Gao was accused of posting nine "seditious articles", including one entitled "The Regime Has Never Stopped Killing People", on overseas Web sites such as Epochtimes.com and SecretChina.com, Chinese state-run Xinhua news agency quoted the Beijing No. 1 Intermediate People's Court as saying.
"In the articles, Gao defamed and made rumors about China's current government and social system, conspiring to topple the regime," the court said. He also allegedly "slandered" the government in 10 interviews with overseas media, including the U.S. government-funded Radio Free Asia. It was unclear if Gao would appeal. China secretly tried Gao this month on a charge of inciting subversion of state power, drawing condemnation from dissidents and Christian rights groups.
Earlier this year the Chinese authorities handed out harsher sentences to others suspected over "subversion" activities.

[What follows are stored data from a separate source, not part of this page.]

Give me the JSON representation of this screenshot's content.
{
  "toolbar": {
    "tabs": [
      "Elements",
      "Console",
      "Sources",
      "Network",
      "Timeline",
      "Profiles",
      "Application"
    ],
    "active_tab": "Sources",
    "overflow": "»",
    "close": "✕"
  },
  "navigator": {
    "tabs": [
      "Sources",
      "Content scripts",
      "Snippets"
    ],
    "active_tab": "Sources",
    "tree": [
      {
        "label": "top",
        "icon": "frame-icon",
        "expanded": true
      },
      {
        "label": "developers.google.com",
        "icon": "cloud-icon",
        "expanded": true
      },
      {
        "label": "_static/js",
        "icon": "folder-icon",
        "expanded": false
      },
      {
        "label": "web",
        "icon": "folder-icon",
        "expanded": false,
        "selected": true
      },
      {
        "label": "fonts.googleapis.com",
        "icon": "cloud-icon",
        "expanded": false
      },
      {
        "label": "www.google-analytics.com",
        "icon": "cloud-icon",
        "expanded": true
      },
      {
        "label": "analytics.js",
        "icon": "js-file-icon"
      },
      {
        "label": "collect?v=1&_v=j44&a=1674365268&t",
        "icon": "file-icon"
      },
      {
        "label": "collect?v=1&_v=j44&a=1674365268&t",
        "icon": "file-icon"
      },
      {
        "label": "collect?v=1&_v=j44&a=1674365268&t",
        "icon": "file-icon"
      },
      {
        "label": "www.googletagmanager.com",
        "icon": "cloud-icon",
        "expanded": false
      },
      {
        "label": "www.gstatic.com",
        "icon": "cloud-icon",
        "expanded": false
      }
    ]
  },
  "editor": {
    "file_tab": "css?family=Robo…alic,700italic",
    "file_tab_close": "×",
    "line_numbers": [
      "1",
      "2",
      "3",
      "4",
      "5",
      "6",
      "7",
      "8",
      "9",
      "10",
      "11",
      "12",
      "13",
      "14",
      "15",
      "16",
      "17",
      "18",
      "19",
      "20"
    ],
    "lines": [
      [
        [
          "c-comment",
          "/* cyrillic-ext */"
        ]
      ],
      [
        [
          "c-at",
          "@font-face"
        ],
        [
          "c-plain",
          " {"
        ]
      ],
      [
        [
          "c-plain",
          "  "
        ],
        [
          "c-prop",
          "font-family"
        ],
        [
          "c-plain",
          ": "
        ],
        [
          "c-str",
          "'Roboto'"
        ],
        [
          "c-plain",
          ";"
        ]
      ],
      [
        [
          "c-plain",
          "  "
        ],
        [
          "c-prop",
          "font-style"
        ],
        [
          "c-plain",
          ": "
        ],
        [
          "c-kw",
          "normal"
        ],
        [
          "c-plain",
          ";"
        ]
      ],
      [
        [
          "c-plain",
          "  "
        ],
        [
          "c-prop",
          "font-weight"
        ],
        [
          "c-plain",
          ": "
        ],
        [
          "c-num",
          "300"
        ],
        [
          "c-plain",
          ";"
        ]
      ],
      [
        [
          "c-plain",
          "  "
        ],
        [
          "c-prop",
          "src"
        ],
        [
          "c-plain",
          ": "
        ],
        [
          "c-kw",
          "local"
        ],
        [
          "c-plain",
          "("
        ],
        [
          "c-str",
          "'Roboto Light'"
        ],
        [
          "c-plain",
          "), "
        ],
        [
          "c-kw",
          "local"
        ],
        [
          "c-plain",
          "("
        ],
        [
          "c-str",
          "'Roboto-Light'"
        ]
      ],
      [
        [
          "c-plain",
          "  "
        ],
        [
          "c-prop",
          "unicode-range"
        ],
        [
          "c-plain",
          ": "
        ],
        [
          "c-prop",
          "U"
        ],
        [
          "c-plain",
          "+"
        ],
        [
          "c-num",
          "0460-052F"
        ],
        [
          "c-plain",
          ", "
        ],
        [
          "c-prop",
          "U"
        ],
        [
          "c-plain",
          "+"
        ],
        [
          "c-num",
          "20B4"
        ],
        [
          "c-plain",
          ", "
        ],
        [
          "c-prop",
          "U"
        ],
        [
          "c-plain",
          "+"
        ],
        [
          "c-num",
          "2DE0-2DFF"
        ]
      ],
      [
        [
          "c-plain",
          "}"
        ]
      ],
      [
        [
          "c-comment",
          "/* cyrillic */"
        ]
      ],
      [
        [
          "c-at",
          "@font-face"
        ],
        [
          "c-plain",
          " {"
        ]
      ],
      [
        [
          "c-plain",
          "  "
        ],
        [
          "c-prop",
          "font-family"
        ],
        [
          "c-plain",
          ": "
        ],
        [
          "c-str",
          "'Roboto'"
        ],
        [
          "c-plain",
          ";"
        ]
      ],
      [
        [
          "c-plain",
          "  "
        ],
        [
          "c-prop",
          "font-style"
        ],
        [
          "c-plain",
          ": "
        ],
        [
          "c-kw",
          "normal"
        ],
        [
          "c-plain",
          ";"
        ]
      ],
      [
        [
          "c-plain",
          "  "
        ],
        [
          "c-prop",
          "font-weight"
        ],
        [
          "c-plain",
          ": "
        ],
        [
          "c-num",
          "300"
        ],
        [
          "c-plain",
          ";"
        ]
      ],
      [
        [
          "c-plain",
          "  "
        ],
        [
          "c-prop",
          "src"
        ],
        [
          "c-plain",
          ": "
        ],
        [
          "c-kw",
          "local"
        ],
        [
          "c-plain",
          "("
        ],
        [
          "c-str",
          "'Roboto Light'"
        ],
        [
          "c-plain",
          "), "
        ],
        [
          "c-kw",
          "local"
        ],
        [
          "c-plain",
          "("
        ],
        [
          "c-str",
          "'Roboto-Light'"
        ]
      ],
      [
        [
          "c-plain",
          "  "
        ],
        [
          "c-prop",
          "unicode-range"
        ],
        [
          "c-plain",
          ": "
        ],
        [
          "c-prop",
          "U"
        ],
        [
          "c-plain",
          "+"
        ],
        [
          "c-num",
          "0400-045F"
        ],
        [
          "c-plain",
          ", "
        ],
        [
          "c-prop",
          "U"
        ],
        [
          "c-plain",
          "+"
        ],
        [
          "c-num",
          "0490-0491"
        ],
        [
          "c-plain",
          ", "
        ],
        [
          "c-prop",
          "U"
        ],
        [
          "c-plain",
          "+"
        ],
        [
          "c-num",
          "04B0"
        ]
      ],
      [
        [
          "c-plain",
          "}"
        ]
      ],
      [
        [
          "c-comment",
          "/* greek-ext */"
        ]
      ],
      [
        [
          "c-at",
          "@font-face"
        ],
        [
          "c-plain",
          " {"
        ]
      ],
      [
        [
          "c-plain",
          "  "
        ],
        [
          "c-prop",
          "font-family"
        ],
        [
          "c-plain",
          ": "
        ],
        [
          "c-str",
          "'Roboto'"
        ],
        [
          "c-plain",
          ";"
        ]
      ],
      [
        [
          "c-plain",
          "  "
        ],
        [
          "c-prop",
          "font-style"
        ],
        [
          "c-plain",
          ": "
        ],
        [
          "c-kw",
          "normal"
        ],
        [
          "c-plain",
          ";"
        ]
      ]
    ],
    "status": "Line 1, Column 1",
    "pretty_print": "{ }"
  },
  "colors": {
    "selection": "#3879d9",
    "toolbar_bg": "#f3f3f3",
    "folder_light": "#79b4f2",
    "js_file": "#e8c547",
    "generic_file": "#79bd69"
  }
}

Zhao Yan, a Chinese researcher for the New York Times news paper in Beijing, was sentenced to three years in prison "for fraud", although a more serious charge of providing state secrets to foreigners was dropped, news reports said.
In December, a Beijing court also sentenced Sociologist Lu Jianhua to 20-years in hail for allegedly leaking state secrets. "Though today's sentences against the faithful are less heavy than expected because of international pressure, [they] are not acceptable," said CAA President Bob Fu, a former house church leader. "The international community should urge the Chinese government to release those innocent House Church believers immediately," he stressed.
There are about 80-million Christians in China and that number is rapidly growing, church observers claim, despite apparent opposition from Communist authorities. (With BosNewsLife Research and reports from China).